For micromobility programs that are getting set up with MDS or looking to ensure their data aligns with the spec, there are a lot of ways it can diverge; some are more critical than others. They all start with the question: how do you know if your data adheres to MDS?
MDS has strict requirements about the shape of the data. Below you’ll see the correct measures compared to the common mistakes we see:
- Currency: 100 cents instead of one dollar
- Battery level: 0.36 rather than 36%
- Timestamp: milliseconds instead of seconds
In addition to incorrect denominations, sometimes data is just outright wrong. It’s not uncommon to see coordinates swapped or baselines be incorrect, such as an incorrect clock giving inaccurate times for trips.
Measuring the health of your data feed is important. We’ve developed a feed health report within the Ride Report app that helps cities and operators understand how close their data is to spec. It points out issues, helps operators debug their feeds, and helps cities understand the quality of the data they’re getting from operators.
Challenges of Mobility Data Specification
The core of data challenges in micromobility are due to variances in interpretation. Some of them are rather cut and dry, allowing for a simple, programmatic solution. But sometimes operators use fields differently than anticipated.
For example, the cost is supposed to be a positive value, but sometimes operators will indicate a refunded ride with a negative number. It may make sense to the operator, but it doesn’t fit the spec.
The types of data collected can vary by vendor. Some operators omit certain events. Some operators will decide not to serve unavailable events, which makes it more difficult to present accurate information. For example, if 300 vehicles are available at the onset, but there are no unavailable events, we have no way of knowing if there are actually only 200 vehicles available.
Authentication and rate limiting, which every operator does differently, can also cause issues with data. Rate limiting is the number of requests we can make to an API in a given time frame. If exceeded, you get an error message. Sometimes there will be limits on data that can be obtained after a period of time, for example, 30 days. If we’re working with a city and want to show them further back than that, there may not be a way to do that.
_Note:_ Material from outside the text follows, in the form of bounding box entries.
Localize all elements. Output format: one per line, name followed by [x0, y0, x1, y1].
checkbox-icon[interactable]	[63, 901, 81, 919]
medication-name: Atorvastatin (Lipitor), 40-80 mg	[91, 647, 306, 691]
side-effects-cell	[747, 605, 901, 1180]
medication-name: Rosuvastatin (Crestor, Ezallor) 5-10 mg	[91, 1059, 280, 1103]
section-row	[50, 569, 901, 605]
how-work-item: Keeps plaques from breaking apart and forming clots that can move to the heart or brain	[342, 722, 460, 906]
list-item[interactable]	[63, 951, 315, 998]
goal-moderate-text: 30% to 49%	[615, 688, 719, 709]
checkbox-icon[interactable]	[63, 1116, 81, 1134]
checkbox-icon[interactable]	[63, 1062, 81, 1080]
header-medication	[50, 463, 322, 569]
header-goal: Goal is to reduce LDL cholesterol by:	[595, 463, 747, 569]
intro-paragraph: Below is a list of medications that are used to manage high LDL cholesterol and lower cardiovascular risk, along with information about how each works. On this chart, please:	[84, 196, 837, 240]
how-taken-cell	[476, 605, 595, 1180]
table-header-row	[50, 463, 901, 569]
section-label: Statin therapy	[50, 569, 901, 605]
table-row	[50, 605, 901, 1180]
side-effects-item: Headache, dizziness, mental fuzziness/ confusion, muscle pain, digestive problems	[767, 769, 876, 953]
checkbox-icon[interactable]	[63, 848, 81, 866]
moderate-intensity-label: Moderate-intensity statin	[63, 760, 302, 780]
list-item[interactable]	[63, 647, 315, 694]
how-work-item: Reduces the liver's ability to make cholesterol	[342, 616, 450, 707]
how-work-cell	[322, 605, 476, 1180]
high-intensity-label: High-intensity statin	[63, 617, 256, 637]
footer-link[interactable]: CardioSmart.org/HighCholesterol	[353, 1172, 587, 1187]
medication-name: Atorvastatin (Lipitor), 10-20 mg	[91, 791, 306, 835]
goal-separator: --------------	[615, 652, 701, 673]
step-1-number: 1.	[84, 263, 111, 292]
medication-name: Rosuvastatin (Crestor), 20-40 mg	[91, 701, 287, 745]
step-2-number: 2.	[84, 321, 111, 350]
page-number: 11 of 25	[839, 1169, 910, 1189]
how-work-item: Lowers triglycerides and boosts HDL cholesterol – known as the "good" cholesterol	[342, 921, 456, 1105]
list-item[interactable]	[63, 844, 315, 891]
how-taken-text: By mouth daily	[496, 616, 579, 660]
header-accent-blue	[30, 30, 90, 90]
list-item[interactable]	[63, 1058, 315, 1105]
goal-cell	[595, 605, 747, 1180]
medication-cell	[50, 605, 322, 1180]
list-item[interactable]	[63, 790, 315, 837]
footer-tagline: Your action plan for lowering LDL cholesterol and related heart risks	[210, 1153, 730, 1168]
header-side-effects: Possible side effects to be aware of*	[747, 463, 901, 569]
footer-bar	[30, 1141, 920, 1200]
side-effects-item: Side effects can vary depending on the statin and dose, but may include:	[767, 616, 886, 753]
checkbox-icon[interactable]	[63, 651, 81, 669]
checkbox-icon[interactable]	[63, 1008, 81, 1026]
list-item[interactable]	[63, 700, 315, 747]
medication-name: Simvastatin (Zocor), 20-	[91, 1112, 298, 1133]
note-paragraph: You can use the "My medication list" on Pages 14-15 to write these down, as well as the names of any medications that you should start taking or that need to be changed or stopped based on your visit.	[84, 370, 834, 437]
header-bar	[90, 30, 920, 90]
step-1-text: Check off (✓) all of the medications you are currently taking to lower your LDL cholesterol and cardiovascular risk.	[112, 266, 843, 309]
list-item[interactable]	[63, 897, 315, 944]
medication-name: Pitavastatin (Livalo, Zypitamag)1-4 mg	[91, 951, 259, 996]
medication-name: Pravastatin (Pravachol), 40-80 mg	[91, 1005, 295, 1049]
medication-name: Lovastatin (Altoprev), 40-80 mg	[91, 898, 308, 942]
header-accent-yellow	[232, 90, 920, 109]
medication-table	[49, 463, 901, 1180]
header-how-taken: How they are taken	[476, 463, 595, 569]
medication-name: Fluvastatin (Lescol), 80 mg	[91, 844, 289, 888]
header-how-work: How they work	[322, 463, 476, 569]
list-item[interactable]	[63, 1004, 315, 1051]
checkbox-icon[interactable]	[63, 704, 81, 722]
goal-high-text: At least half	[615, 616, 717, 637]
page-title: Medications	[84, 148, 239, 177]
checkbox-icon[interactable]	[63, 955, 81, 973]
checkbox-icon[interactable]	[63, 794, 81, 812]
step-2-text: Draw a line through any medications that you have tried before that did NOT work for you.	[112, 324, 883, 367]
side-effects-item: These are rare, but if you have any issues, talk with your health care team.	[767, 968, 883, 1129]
Factors that impact mapping the state of the street into a data feed
There are a number of considerations that go into representing the state of a street as a data feed.
Variance in GPS Precision
Most micromobility service areas are urban. Elements in those landscapes, such as tall buildings, presence of wifi, etc. can obscure GPS data. We’ve also seen different coordinates provided by GBFS and MDS.
When to consider a vehicle “lost”
The answer to this question varies broadly across operators. Some have a time-based threshold, for example, if a vehicle doesn’t ping their servers in a 48-hour period, it is marked as unavailable or lost. In some instances the vehicle is indeed lost, but often it is still on the street, but has an issue with its battery, water damage, or some other fault that prevented a signal from being sent. This is particularly challenging because often the only data you have is its last known location and an operator physically checking is the only way to know whether it is truly lost.
How long can a vehicle go unused and still count in metrics?
Seasonality is a factor in frequency of vehicle use, especially in climates that vary dramatically over the year. In spring and summer months, you would expect shorter average periods of unuse, versus winter, where vehicles may go unused for longer stretches of time. Ride Report is working with the Open Mobility Foundation (OMF) to improve the data available and remove some of the guesswork. We operate under the assumption that if we have not received any status events from a vehicle in 7 days that the vehicle is no longer available.
On-the-ground operational practices to adapt to changing conditions
There are instances where operators need to respond quickly to changing conditions on the ground, resulting in compromised data integrity. One Florida city was preparing for a hurricane and asked operators to remove its scooters from the streets. They did so, but were inconsistent in scanning the devices, resulting in inaccurate information about where scooters were and what their status was.
Bad trip data
Extreme inaccuracies in trip data are not always difficult to identify, but more minor ones can be challenging. We recently analyzed data that raised some flags, including very long trips. We thought it was possibly the result of manfunctioning GPS, but we discovered some of these trips — for example Rio De Janeiro to Lisbon, was the result of operators rebalancing vehicles across the globe without properly scanning them.